Cámaras acorazadas para guardar los objetos de valor durante las vacaciones
Cada año se producen hasta 90.000 robos en viviendas y las joyas son el botín más preciado para los ladrones.
En el barrio financiero de Madrid hay una fortaleza que, a simple vista, puede pasar como un edificio más. Para acceder a su interior y recorrer sus pasillos no basta con una cara y una huella. Los lectores de seguridad leen, además, el pulso para asegurar que esa huella dactilar está conectada a una persona con vida. Así se consigue adentrarse en la cámara acorazada de mayor capacidad de España. Brian Lavio es el administrador del Centro de Valores y nos cuenta que en sus diez mil cajas de seguridad los clientes, empresas y particulares, guardan escrituras o testamentos, joyas o, incluso, "gente que tiene criptomonedas y quiere dejar su computador en una zona segura". Un espacio que es, en realidad, una doble cámara acorazada de 180 mil kilos.
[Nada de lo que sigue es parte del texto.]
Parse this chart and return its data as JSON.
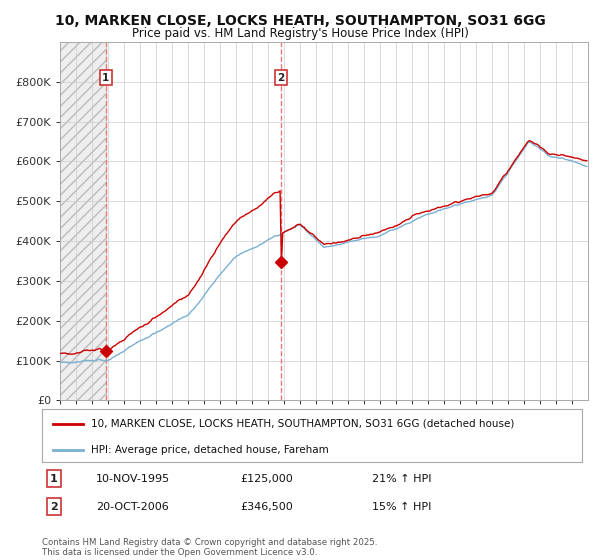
{
  "title_line1": "10, MARKEN CLOSE, LOCKS HEATH, SOUTHAMPTON, SO31 6GG",
  "title_line2": "Price paid vs. HM Land Registry's House Price Index (HPI)",
  "ylim": [
    0,
    900000
  ],
  "yticks": [
    0,
    100000,
    200000,
    300000,
    400000,
    500000,
    600000,
    700000,
    800000
  ],
  "ytick_labels": [
    "£0",
    "£100K",
    "£200K",
    "£300K",
    "£400K",
    "£500K",
    "£600K",
    "£700K",
    "£800K"
  ],
  "xlim_start": 1993.0,
  "xlim_end": 2025.99,
  "hatch_end": 1995.85,
  "purchase1_x": 1995.87,
  "purchase1_y": 125000,
  "purchase1_label": "1",
  "purchase1_date": "10-NOV-1995",
  "purchase1_price": "£125,000",
  "purchase1_hpi": "21% ↑ HPI",
  "purchase2_x": 2006.8,
  "purchase2_y": 346500,
  "purchase2_label": "2",
  "purchase2_date": "20-OCT-2006",
  "purchase2_price": "£346,500",
  "purchase2_hpi": "15% ↑ HPI",
  "line1_color": "#cc0000",
  "line2_color": "#7ab0d4",
  "marker_color": "#cc0000",
  "vline_color": "#e87878",
  "grid_color": "#cccccc",
  "background_color": "#ffffff",
  "legend_line1": "10, MARKEN CLOSE, LOCKS HEATH, SOUTHAMPTON, SO31 6GG (detached house)",
  "legend_line2": "HPI: Average price, detached house, Fareham",
  "footer": "Contains HM Land Registry data © Crown copyright and database right 2025.\nThis data is licensed under the Open Government Licence v3.0."
}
En sus 1.400 metros cuadrados también hay una sala en la que custodiar más de mil obras de arte. "Tenemos un control de termitas que pueden venir en algún cuadro y mensualmente se fumiga", asegura Cristian Cruz, director de experiencia de este Centro de Valores. Y atravesando sus puertas se llega también a una bodega con capacidad para más de cien mil botellas de vino. "Mucha gente acude a nosotros para no tener el riesgo de que sus frigoríficos, durante sus vacaciones, se puedan ver afectados por un apagón". Un 32 por ciento de quienes se van de vacaciones pasa entre una y dos semanas fuera de casa y el verano es cuando se producen muchos de los noventa mil robos en domicilio que, cada año, hay en España. Según Lavio, los bancos no están haciendo centros de seguridad actualmente "por el coste que conlleva la instalación". Un lugar infranqueable donde los bienes permanecen bajo llave y bajo control.